Signal -- Requires signal-cli installed separately and a phone number registered with Signal. Registration involves receiving an SMS or voice verification code. The most complex setup among the common platforms, but provides strong end-to-end encryption.
iMessage -- Requires a macOS machine running BlueBubbles server. BlueBubbles exposes the macOS Messages framework over a local HTTP API. The Mac must remain running and logged in. Not viable for headless Linux deployments.
Google Chat -- Requires a Google Workspace domain. Create a Chat app in the Google Admin console, configure the app URL to point at the Gateway (or use the OpenClaw Google Chat plugin), and authorize it for the workspace.
Teams -- Uses the @openclaw/msteams plugin. Requires registering an Azure AD application, configuring bot channels in the Azure Bot Service, and adding the app to Teams. The Azure app needs the TeamsActivity.Send and ChatMessage.Read permissions.
Matrix -- Uses the @openclaw/matrix plugin. Point it at any Matrix homeserver (Element, Synapse, Dendrite, Conduit) with an access token for a dedicated bot account. Supports end-to-end encrypted rooms when Pantalaimon or native crypto is enabled.

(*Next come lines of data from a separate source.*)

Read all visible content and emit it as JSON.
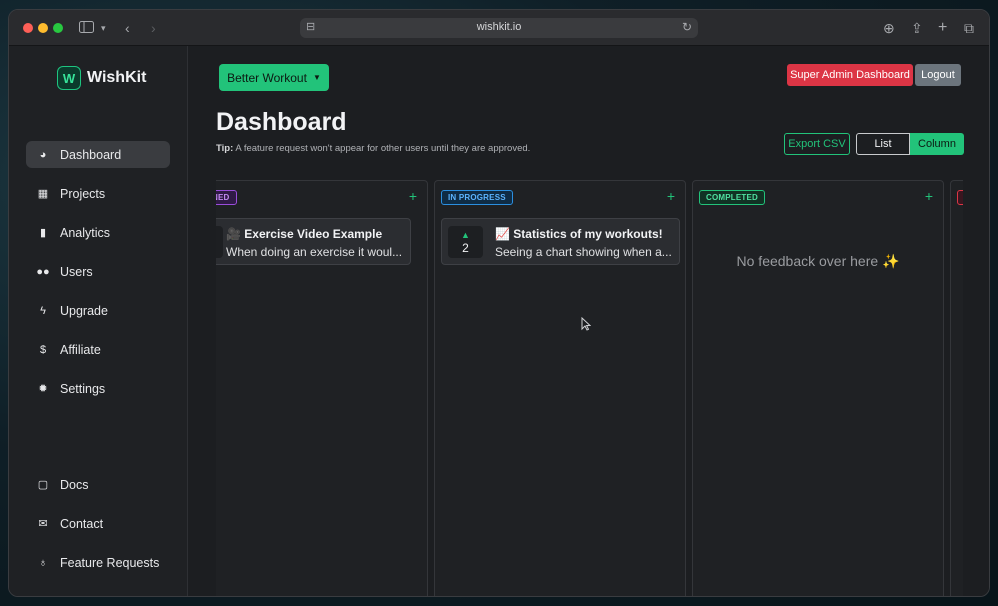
{
  "browser": {
    "url": "wishkit.io"
  },
  "sidebar": {
    "brand": "WishKit",
    "logo_glyph": "W",
    "items": [
      {
        "label": "Dashboard",
        "icon": "palette-icon"
      },
      {
        "label": "Projects",
        "icon": "grid-icon"
      },
      {
        "label": "Analytics",
        "icon": "bar-chart-icon"
      },
      {
        "label": "Users",
        "icon": "users-icon"
      },
      {
        "label": "Upgrade",
        "icon": "bolt-icon"
      },
      {
        "label": "Affiliate",
        "icon": "dollar-icon"
      },
      {
        "label": "Settings",
        "icon": "gear-icon"
      }
    ],
    "bottom_items": [
      {
        "label": "Docs",
        "icon": "docs-icon"
      },
      {
        "label": "Contact",
        "icon": "envelope-icon"
      },
      {
        "label": "Feature Requests",
        "icon": "lightbulb-icon"
      }
    ]
  },
  "header": {
    "project_selector": "Better Workout",
    "admin_button": "Super Admin Dashboard",
    "logout_button": "Logout",
    "title": "Dashboard",
    "tip_label": "Tip:",
    "tip_text": "A feature request won't appear for other users until they are approved.",
    "export_button": "Export CSV",
    "view_list": "List",
    "view_column": "Column",
    "active_view": "Column"
  },
  "board": {
    "columns": [
      {
        "badge": "NED",
        "cards": [
          {
            "title": "🎥 Exercise Video Example",
            "description": "When doing an exercise it woul..."
          }
        ]
      },
      {
        "badge": "IN PROGRESS",
        "cards": [
          {
            "votes": "2",
            "title": "📈 Statistics of my workouts!",
            "description": "Seeing a chart showing when a..."
          }
        ]
      },
      {
        "badge": "COMPLETED",
        "empty_message": "No feedback over here ✨"
      }
    ]
  },
  "colors": {
    "accent": "#22c37a",
    "danger": "#dc3545",
    "secondary": "#6c757d"
  }
}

Common issues across all channels:
| Symptom | Likely Cause | Fix |
|---|---|---|
| Channel shows "disconnected" | Expired auth or network issue | Run openclaw doctor --fix or re-authenticate |
| Messages sent but no reply | Gateway not running | Check openclaw gateway status and restart if needed |
| Bot responds in DMs but not groups | Missing mention pattern or group policy | Add mentionPatterns and set groupPolicy: "open" |
| "Token invalid" errors | Stale or revoked token | Regenerate the token on the platform and update the env var |
| WhatsApp QR code not appearing | Port conflict or Baileys session corrupt | Delete ~/.openclaw/credentials/whatsapp/ and retry |
For deeper platform-specific troubleshooting, consult the individual reference files linked above.